It's that time of year again where thousands of A Level students find out their results and face important decisions about their future.
Let me start by saying congratulations - contrary to what many naysayers would have us believe each year, studying for A Levels is hard work and I for one firmly believe more attention should be paid to acknowledging effort rather than casting doubt on its validity. But that's the topic of an entirely different blog!
As expected, the overall pass rate has remained fairly static (rising marginally to 98.1%). While the percentage of those gaining top A or A* grades has fallen slightly (from 26.6% to 26.3%), the overall news for students is very positive.
So what next? That is the big question.
According to UCAS, almost a quarter of a million students are either still awaiting decisions or have the option of entering the university clearing system.
However, just this past week, a poll by Which? found that more than one in four students who gained their university places through clearing felt unprepared - over a third went so far as to say "panicked". Thirty per cent simply said they wished they'd been able to do more research into their choice of course and university.
This is a big problem. The pressure on young people to choose now or regret later, is immense. It's no wonder panic sets in.
Surely choosing the right option is better than choosing any option - particularly in this, the second year of £9,000 annual tuition fees.
My advice to students uncertain about their next step is to take time and take stock. Look at what you really want and at the different options there are to get there.
For many, 'going to uni' will be the right decision but don't rush into it just for the sake of bagging a course. Taking a year out to gain work experience may actually mean you can get onto a better course next year - the one you really want.
But going to university is certainly no longer the only route forward. Distance learning is another option growing in popularity. At RDI, we've seen enquiries rise 40% year-on-year and just this year, recorded 93% student satisfaction with course quality.
Online distance learning gives students the chance to study for degree courses from UK universities in their own time, at their own pace, and with course enrolment periods throughout the year, rather than just the traditional autumn intake.

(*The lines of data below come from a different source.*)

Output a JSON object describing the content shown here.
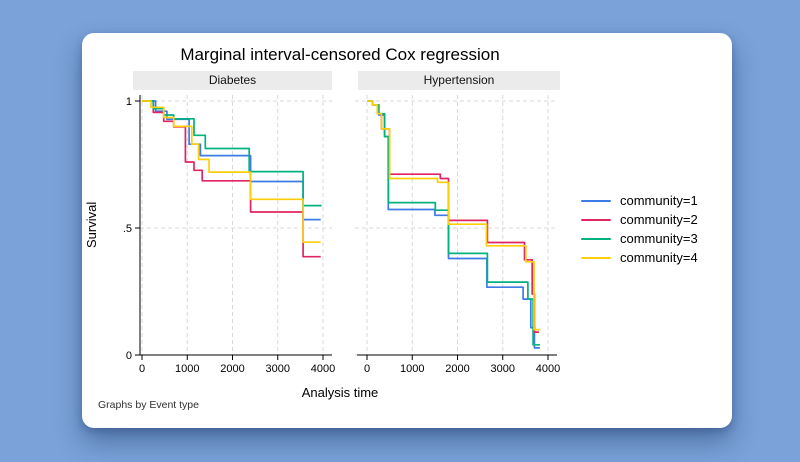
{
  "page": {
    "background_color": "#7ba2d9",
    "card_color": "#ffffff"
  },
  "figure": {
    "title": "Marginal interval-censored Cox regression",
    "ylabel": "Survival",
    "xlabel": "Analysis time",
    "footnote": "Graphs by Event type",
    "legend": [
      {
        "label": "community=1",
        "color": "#3d7ce6"
      },
      {
        "label": "community=2",
        "color": "#e02560"
      },
      {
        "label": "community=3",
        "color": "#00b27d"
      },
      {
        "label": "community=4",
        "color": "#ffce0a"
      }
    ]
  },
  "chart_data": {
    "type": "line",
    "subtype": "step-survival",
    "title": "Marginal interval-censored Cox regression",
    "xlabel": "Analysis time",
    "ylabel": "Survival",
    "footnote": "Graphs by Event type",
    "xlim": [
      0,
      4000
    ],
    "ylim": [
      0,
      1
    ],
    "grid": "dashed",
    "legend_position": "right",
    "x_ticks": [
      0,
      1000,
      2000,
      3000,
      4000
    ],
    "y_ticks": [
      {
        "v": 1,
        "label": "1"
      },
      {
        "v": 0.5,
        "label": ".5"
      },
      {
        "v": 0,
        "label": "0"
      }
    ],
    "panels": [
      {
        "label": "Diabetes",
        "series": [
          {
            "name": "community=1",
            "color": "#3d7ce6",
            "points": [
              [
                0,
                1.0
              ],
              [
                300,
                0.96
              ],
              [
                550,
                0.928
              ],
              [
                1040,
                0.83
              ],
              [
                1290,
                0.785
              ],
              [
                2400,
                0.683
              ],
              [
                3560,
                0.533
              ],
              [
                3950,
                0.533
              ]
            ]
          },
          {
            "name": "community=2",
            "color": "#e02560",
            "points": [
              [
                0,
                1.0
              ],
              [
                250,
                0.955
              ],
              [
                480,
                0.92
              ],
              [
                700,
                0.898
              ],
              [
                960,
                0.76
              ],
              [
                1150,
                0.727
              ],
              [
                1330,
                0.686
              ],
              [
                2400,
                0.563
              ],
              [
                3560,
                0.387
              ],
              [
                3950,
                0.387
              ]
            ]
          },
          {
            "name": "community=3",
            "color": "#00b27d",
            "points": [
              [
                0,
                1.0
              ],
              [
                250,
                0.97
              ],
              [
                480,
                0.945
              ],
              [
                700,
                0.93
              ],
              [
                1150,
                0.865
              ],
              [
                1400,
                0.813
              ],
              [
                2370,
                0.722
              ],
              [
                3560,
                0.588
              ],
              [
                3970,
                0.588
              ]
            ]
          },
          {
            "name": "community=4",
            "color": "#ffce0a",
            "points": [
              [
                0,
                1.0
              ],
              [
                200,
                0.975
              ],
              [
                480,
                0.935
              ],
              [
                700,
                0.9
              ],
              [
                1100,
                0.83
              ],
              [
                1250,
                0.77
              ],
              [
                1480,
                0.72
              ],
              [
                2400,
                0.613
              ],
              [
                3560,
                0.444
              ],
              [
                3950,
                0.444
              ]
            ]
          }
        ]
      },
      {
        "label": "Hypertension",
        "series": [
          {
            "name": "community=1",
            "color": "#3d7ce6",
            "points": [
              [
                0,
                1.0
              ],
              [
                120,
                0.985
              ],
              [
                260,
                0.945
              ],
              [
                390,
                0.86
              ],
              [
                470,
                0.573
              ],
              [
                1500,
                0.55
              ],
              [
                1800,
                0.38
              ],
              [
                2650,
                0.267
              ],
              [
                3450,
                0.22
              ],
              [
                3620,
                0.108
              ],
              [
                3700,
                0.028
              ],
              [
                3820,
                0.028
              ]
            ]
          },
          {
            "name": "community=2",
            "color": "#e02560",
            "points": [
              [
                0,
                1.0
              ],
              [
                120,
                0.985
              ],
              [
                230,
                0.95
              ],
              [
                320,
                0.89
              ],
              [
                500,
                0.712
              ],
              [
                1620,
                0.695
              ],
              [
                1800,
                0.53
              ],
              [
                2660,
                0.443
              ],
              [
                3480,
                0.375
              ],
              [
                3650,
                0.24
              ],
              [
                3700,
                0.09
              ],
              [
                3800,
                0.09
              ]
            ]
          },
          {
            "name": "community=3",
            "color": "#00b27d",
            "points": [
              [
                0,
                1.0
              ],
              [
                120,
                0.985
              ],
              [
                260,
                0.95
              ],
              [
                390,
                0.86
              ],
              [
                470,
                0.6
              ],
              [
                1510,
                0.57
              ],
              [
                1800,
                0.4
              ],
              [
                2660,
                0.287
              ],
              [
                3555,
                0.22
              ],
              [
                3670,
                0.04
              ],
              [
                3820,
                0.04
              ]
            ]
          },
          {
            "name": "community=4",
            "color": "#ffce0a",
            "points": [
              [
                0,
                1.0
              ],
              [
                120,
                0.985
              ],
              [
                230,
                0.95
              ],
              [
                320,
                0.89
              ],
              [
                500,
                0.695
              ],
              [
                1560,
                0.68
              ],
              [
                1800,
                0.515
              ],
              [
                2640,
                0.43
              ],
              [
                3510,
                0.367
              ],
              [
                3690,
                0.1
              ],
              [
                3830,
                0.1
              ]
            ]
          }
        ]
      }
    ]
  }
}
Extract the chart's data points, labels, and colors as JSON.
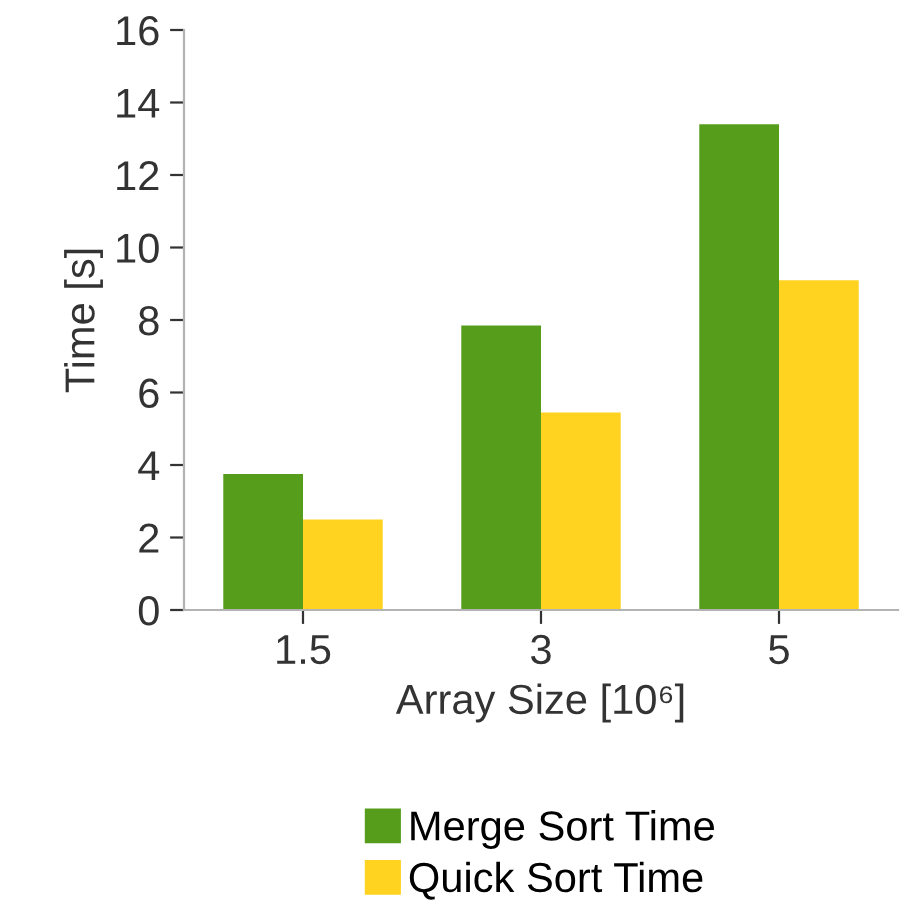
{
  "chart_data": {
    "type": "bar",
    "xlabel": "Array Size [10⁶]",
    "ylabel": "Time [s]",
    "categories": [
      "1.5",
      "3",
      "5"
    ],
    "series": [
      {
        "name": "Merge Sort Time",
        "color": "#579d1c",
        "values": [
          3.75,
          7.85,
          13.4
        ]
      },
      {
        "name": "Quick Sort Time",
        "color": "#ffd320",
        "values": [
          2.5,
          5.45,
          9.1
        ]
      }
    ],
    "ylim": [
      0,
      16
    ],
    "yticks": [
      0,
      2,
      4,
      6,
      8,
      10,
      12,
      14,
      16
    ],
    "grid": false,
    "legend": "bottom"
  }
}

There are financial advantages too. Distance learning degrees typically cost around two thirds less than attending a three year 'bricks and mortar' university course. This route also gives students the additional advantage of being able to 'earn while they learn' - all the while gaining valuable workplace experience, boosting skills for future employability.
This combination of work and study is definitely growing in appeal. Like distance learning, apprenticeships and trainee schemes have rocketed in popularity. For example, PricewaterhouseCoopers (PwC) has seen applications to their trainee scheme more than treble from 2006 to 2012, from 719 to 2,514. Many such firms are introducing more and more courses aimed specifically at A-Level students rather than graduates, such is their popularity.
What I'm saying is that there are options - more options than ever before - and those students clutching their A Level results wondering what to do next need more support to help them explore exactly what is available to them, rather than being rushed into a decision that just isn't right for them.
My advice then to young people looking to answer the question 'what next?' - look at university courses available, look at distance learning, look at apprenticeships, look at what careers you may be interested in and what workplace experience might be relevant. Just don't look to someone else to make the decision for you. It's your choice and there's no rush to make it.